Paris’te 21. Taraflar Konferansı-COP21 devam ederken, açıklanan raporda Türkiye iklim karnesi açısından yine çok kötü ülkeler arasında yer aldı.

8 Aralık’da Paris’te İklim Değişikliği Performans Endeksi açıklandı. Salımların %90’ından sorumlu 58 ülkenin değerlendirildiği rapor ile ülkelerin iklim değişikliği ile ilgili son performansları değerlendirildi. Türkiye listede geçen yıla göre bir sıra yükselmesine rağmen 50.nci sıraya yerleşti ve yine iklim performansı açısından “çok kötü ülkeler” kısmında yer aldı.

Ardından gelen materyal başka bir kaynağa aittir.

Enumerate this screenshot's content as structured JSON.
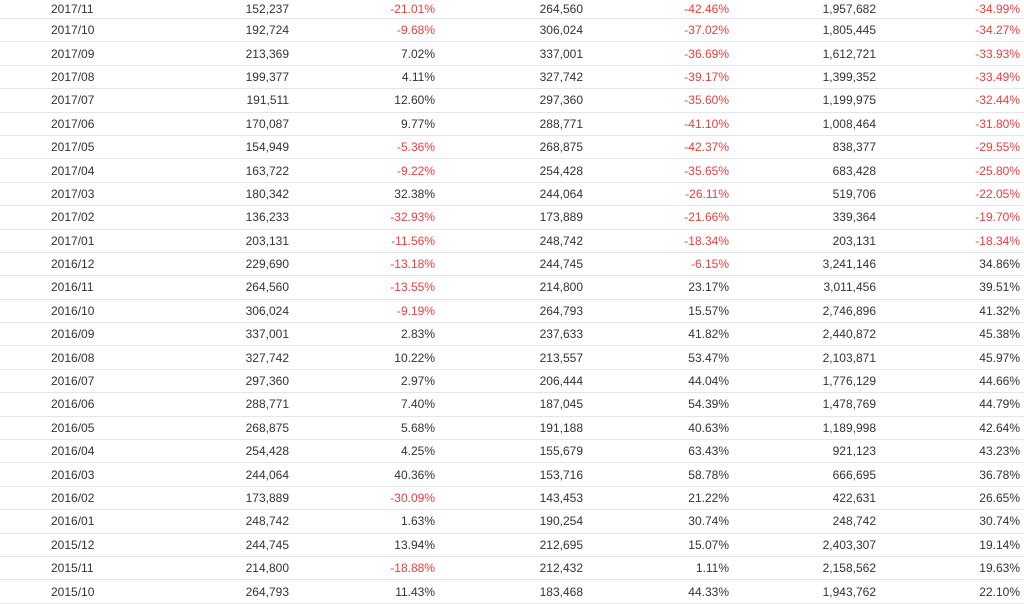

İklim değişikliğini durdurmaya yetecek gerekli adımları atan ülke olmadığı için ilk 3 sıranın boş bırakıldığı listede, seragazı emisyonundaki azalma ve politikalarda gösterdiği ilerleme nedeniyle 5. kez Danimarka 4. Sırada yer aldı. Yenilenebilir enerjide yaptığı büyüme ile İngiltere İsveç’in yerini alarak beşinci sıraya yerleşirken, İsveç ise altıncı sırayı alarak listenin en üstünde yer aldılar. İklim zirvesine ev sahipliği yapan Fransa altı basamak ilerleyerek 8. sıraya yerleşti. 2015 endeksinde sürpriz yapan Fas bu yıl da ilk 10’da yer almayı sürdürdü. Geçen yılın en iyileri arasında yer alan Kıbrıs 9. sıraya gerilemesine rağmen ilk 10’da yer almayı sürdürdü. ABD, iklim müzakerelerinde daha aktif rol alması, Keystone XL katran kumu petrolü boru hattı inşasını iptal etmesi nedeniyle 12 sıra ilerleyerek 34. sıraya kadar yükseldi. Ancak, hala dünyanın en çok karbondioksit emisyonu üreten ülkelerinde biri olması nedeniyle, iklim performansı kötü olan ülkeler arasında yer aldı. Türkiye’nin de aralarında bulunduğu karnesi “çok kötü” ülkeler liginde ise bu yıl yine; Japonya, Rusya, İran, Kanada, Avustralya, Kazakistan yer alırken, Suudi Arabistan 61. olarak son sonuncu oldu.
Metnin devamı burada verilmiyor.